Na entrada de um jantar entre os jogadores dá para perceber o que Richards quer dizer. Elano esbarra com o goleiro Isaksson e, apesar do inglês ainda pouco afiado, não perde a piada. “We play. You Rennes, I Shakhtar. Uefa Cup. Shakhtar one-zero. My goal”, diz, tentando explicar ao sueco que acreditava ter feito um gol nele quando suas ex-equipes se enfrentaram. Isaksson dá uma gargalhada: “Eu estava machucado, não era eu o goleiro”. O maior fã sueco de Elano, porém, é o treinador Sven-Göran Eriksson, que incluiu o brasileiro numa lista dos melhores com quem já trabalhou, ao lado de Baggio, Rooney e Rui Costa.

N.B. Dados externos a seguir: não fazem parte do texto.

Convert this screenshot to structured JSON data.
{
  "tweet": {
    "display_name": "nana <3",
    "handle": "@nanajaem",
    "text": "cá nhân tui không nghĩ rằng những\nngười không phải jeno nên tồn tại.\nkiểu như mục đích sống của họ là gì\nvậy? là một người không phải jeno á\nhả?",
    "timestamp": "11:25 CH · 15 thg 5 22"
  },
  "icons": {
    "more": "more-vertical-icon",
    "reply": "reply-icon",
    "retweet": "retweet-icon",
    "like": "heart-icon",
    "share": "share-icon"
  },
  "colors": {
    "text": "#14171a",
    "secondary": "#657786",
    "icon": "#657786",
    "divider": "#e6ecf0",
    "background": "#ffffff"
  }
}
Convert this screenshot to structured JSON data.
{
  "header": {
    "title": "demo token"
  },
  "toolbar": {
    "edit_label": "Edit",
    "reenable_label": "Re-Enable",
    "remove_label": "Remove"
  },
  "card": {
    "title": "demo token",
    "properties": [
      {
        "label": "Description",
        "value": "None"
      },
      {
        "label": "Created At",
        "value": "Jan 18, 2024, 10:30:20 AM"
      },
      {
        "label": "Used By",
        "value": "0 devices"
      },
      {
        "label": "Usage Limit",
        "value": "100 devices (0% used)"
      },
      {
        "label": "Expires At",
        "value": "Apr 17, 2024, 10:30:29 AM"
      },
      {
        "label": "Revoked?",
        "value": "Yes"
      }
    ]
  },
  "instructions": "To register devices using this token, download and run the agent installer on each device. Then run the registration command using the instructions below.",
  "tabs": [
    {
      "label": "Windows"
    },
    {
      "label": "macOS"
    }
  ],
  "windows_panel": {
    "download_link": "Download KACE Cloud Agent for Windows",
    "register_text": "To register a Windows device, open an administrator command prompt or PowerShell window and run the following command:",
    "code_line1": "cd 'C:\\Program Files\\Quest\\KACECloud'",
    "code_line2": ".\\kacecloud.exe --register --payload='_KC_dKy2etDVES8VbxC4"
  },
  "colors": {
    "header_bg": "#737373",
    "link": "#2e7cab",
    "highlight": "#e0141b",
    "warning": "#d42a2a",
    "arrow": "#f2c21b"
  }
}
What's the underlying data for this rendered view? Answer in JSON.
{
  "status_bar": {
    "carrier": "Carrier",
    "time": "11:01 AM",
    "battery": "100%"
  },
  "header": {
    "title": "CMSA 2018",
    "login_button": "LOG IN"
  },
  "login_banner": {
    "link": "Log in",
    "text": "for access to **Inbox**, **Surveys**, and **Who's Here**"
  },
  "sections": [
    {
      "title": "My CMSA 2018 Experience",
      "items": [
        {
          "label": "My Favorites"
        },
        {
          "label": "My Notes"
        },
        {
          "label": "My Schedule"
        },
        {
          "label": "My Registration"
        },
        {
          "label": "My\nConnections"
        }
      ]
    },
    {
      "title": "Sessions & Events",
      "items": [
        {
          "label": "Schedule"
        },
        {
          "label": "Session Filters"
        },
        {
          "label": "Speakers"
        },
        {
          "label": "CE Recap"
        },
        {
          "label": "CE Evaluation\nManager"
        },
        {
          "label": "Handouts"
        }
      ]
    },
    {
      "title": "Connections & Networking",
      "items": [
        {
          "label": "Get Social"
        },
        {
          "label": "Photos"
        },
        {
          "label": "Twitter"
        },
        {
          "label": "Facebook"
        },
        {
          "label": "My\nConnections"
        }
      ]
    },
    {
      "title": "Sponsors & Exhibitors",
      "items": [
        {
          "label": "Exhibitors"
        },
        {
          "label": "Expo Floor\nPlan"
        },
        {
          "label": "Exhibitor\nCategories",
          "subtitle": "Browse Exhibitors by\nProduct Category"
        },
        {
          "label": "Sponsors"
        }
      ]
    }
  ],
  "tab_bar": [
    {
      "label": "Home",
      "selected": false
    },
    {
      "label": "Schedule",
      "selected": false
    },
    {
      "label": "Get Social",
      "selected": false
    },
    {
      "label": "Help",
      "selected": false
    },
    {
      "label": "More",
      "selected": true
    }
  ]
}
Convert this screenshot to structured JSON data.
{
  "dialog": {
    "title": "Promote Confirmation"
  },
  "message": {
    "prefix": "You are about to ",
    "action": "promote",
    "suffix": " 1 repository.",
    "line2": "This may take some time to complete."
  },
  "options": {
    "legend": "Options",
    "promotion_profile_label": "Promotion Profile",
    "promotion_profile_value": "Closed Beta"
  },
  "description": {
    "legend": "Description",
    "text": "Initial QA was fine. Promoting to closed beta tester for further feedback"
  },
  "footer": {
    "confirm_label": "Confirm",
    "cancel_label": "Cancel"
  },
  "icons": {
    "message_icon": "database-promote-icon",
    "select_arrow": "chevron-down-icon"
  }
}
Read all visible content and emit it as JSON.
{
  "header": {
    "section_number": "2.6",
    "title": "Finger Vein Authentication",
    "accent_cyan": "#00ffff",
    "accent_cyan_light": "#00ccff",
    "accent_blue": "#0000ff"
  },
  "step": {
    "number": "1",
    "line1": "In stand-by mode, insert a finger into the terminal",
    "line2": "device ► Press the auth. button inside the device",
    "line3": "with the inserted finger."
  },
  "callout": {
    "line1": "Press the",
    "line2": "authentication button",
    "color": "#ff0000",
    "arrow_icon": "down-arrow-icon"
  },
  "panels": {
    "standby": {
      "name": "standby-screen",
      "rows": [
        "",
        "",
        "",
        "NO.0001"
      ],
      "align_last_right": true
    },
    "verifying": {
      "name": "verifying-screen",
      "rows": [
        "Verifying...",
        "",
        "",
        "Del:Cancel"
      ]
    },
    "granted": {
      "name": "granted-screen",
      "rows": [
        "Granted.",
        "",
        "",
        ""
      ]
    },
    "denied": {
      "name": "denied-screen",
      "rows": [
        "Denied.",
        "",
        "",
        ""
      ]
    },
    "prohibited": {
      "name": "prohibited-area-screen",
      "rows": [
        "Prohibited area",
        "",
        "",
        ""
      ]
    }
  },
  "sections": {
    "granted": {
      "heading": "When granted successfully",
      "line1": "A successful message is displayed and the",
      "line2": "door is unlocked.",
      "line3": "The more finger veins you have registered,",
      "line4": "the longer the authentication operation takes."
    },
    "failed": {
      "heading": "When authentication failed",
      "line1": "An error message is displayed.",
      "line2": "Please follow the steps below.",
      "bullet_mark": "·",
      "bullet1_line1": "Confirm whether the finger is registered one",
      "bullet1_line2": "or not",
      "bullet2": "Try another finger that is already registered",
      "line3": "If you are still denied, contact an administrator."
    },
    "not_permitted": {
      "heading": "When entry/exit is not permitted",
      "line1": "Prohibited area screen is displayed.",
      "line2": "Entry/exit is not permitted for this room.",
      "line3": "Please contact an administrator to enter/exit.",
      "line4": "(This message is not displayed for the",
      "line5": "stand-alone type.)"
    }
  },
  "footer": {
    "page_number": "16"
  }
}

No estádio, a elanomania está por toda parte. Na loja do clube, o meia é o único com uma camisa com as cores de seu país: amarela, com as mangas verdes, mas com o escudo do clube e o número 11 e seu nome nas costas. “Ele é um talento. Precisa apenas ficar mais forte para aguentar as pancadas que vai receber agora que o conhecem”, diz Darren Burman ao lado do filho Jack, vestido com a camisa do Brasil.
Numa bilheteria, estão estampadas as fotos de Elano comemorando um gol e do outro brasileiro do clube, o atacante Geovanni, marcando no dérbi contra o Manchester United. “A torcida já lembrava que eu tinha feito um gol no United quando jogava pelo Benfica. Mas esse, no dérbi, foi especial. Isso dá um prestígio a mais e o carinho é incrível”, afirma Geovanni.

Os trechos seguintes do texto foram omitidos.